|dragon cookies (loong peng)|
My first week in Kuala Lumpur, at the age of seven, was during the autumn harvest festival. We walked through a market, where all the stalls were bedecked with bright jewel-like coloured lanterns. It was obvious that I would chose a dragon, and I eventually found the perfect specimen - a neon pink and gold cellophane behemoth.
I became a girl obsessed. I loved the stories of strong and powerful Chinese dragons, controlling the weather, bringing good fortune and rescuing princesses,(as opposed to the brutish British type that tended to incinerate young maidens and raze villages, while covetously counting their treasure). Chinese dragons were much more exciting.

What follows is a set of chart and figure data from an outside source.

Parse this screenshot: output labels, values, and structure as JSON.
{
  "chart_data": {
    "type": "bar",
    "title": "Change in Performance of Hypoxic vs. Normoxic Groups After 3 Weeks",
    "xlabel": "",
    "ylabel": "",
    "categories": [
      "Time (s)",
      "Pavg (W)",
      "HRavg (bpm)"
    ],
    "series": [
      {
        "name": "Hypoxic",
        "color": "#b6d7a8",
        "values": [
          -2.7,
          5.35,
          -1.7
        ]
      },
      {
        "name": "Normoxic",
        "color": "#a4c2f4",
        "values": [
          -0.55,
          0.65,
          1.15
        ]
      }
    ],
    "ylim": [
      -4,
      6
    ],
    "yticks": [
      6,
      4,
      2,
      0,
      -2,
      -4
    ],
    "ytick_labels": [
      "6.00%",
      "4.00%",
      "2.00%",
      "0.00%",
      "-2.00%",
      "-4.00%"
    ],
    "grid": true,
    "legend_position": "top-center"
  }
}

So obsessed was I by dragons and dragon motifs that by the time I was in my 20s you could have (and probably did) sell me any old piece of tat so long as it had a picture of a dragon on it. I have managed to wean myself off the tat but these deliciously crumbly Malaysian (sea) dragon cookies to welcome in the Year of the Horse (and soothe my need for dragon kitsch).
These biscuits are very similar to Danish butter cookies or Viennese swirls, except for the addition of dried milk powder. I have also added a little grated orange zest. It's not traditional, but oranges are considered very lucky at Chinese New Year; frankly I need all the luck I can get.
The mixture does need to be very stiff, so that the cookies don't spread too much in the oven. Conversely, don't over mix the cookie dough or the baked cookies will be very tough. They should be light and buttery and slightly crumbly.
With luck, these cookies will make you healthy, wealthy and wise!
Happy New Year!
250g plain flour, sifted (less 2 tbsps)
250g, butter, softened
1 egg yolk
50g icing sugar, sifted
50g corn flour, sifted
2 tbsp dried milk powder
orange zest, very finely chopped
½ teaspoon vanilla extract
red food colouring
star-shaped icing nozzle
- Preheat the oven to 160C.
- Cream the butter with the icing sugar until very pale. Add egg yolk and beat until well-combined.
- Fold in the sifted flours and milk powder, together with the orange zest. Add the vanilla extract.
- Pipe squiggles of cookie dough onto a prepared baking sheet (using a star-shaped nozzle).
- Before baking, poke 2 holes in each "dragon" to make eyes, with a toothpick. Use the same toothpick, dipped into food colouring, to fill in the eyes. (They made need topping up again with colour after baking.)
- Bake for 12 to 15 minutes until just beginning to colour.
- Dip in melted chocolate for an indulgent treat.